Anti-corruption investigators in Beijing are expected to launch an inquiry into multibillion-dollar deals Lucent Technologies and others secured to supply the country’s vast telecom market.
Lucent Technologies, one of the biggest US telecom equipment makers, has reportedly submitted an 800-page report to investigators into possible violations of US anti-corruption laws involving its China operations.
South China Morning Post quotes sources as saying that the anti-corruption bureau of Beijing Municipal People’s Procuratorate is having the report translated.
They believe investigators will use the report to launch a comprehensive probe of the country’s telecom industry. Investigators are hopeful the report will provide names of individuals and companies implicated in the violations.
Most of the country’s telecom companies are Lucent clients, including China Telecom, China Unicom and China Netcom.
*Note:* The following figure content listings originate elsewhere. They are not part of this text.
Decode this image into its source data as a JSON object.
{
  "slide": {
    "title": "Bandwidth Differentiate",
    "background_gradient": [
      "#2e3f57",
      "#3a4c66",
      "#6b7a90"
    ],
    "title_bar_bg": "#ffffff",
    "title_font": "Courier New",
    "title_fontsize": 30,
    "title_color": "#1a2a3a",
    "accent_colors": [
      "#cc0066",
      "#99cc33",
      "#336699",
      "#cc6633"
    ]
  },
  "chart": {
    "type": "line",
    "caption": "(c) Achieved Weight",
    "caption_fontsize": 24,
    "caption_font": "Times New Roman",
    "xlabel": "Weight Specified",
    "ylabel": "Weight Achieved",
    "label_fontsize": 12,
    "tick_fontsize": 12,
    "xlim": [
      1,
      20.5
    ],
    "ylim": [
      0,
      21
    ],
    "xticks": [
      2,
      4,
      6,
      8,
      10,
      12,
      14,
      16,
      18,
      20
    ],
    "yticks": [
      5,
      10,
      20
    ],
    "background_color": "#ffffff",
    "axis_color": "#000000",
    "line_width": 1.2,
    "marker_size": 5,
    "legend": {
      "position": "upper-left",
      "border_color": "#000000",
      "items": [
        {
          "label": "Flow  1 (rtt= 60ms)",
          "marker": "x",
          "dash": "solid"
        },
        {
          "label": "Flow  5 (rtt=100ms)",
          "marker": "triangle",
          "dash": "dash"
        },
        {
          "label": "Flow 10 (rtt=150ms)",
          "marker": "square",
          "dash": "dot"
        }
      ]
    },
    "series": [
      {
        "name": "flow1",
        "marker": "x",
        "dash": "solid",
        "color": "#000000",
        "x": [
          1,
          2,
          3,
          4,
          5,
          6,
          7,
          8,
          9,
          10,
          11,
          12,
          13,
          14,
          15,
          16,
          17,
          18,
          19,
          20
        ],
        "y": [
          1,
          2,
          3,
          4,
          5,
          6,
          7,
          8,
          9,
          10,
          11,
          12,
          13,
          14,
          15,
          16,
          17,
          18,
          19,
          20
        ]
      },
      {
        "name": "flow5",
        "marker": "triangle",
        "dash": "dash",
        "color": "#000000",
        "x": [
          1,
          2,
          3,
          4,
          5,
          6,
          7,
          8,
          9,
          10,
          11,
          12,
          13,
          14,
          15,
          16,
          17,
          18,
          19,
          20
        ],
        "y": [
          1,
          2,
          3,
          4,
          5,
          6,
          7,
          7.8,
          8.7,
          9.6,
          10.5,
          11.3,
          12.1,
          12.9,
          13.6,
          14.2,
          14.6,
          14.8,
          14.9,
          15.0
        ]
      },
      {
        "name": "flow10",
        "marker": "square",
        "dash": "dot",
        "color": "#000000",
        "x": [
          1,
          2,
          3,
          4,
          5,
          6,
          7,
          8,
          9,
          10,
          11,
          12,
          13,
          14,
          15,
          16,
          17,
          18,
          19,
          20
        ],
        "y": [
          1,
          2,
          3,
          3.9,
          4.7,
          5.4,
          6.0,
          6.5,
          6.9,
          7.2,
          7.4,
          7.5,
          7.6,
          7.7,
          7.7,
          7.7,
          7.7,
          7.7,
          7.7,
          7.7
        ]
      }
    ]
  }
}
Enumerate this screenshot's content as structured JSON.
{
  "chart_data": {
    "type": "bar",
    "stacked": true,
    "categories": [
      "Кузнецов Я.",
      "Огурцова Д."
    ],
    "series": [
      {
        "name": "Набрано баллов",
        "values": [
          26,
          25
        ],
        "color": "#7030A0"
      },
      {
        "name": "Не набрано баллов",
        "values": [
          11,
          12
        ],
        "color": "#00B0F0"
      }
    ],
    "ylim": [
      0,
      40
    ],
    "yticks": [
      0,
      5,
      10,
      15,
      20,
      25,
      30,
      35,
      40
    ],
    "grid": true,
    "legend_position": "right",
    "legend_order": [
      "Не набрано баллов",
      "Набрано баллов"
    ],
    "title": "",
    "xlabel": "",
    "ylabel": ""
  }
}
Some officials and operators have allegedly received huge bribes for approving purchases of equipment worth hundreds of millions of US dollars from both foreign and domestic makers.
Officials from Lucent’s China operations said they were not aware of the report being handed to investigators, while the company’s Asia-Pacific office declined to comment.
In April, Lucent Technologies announced it had dismissed four senior executives from its China operations for allegedly violating the US Foreign Corrupt Practices Act.
Curiosity was provoked last week when China Unicom, China Mobile and China Telecom exchanged senior managers, apparently to “curb irrational industry competition.”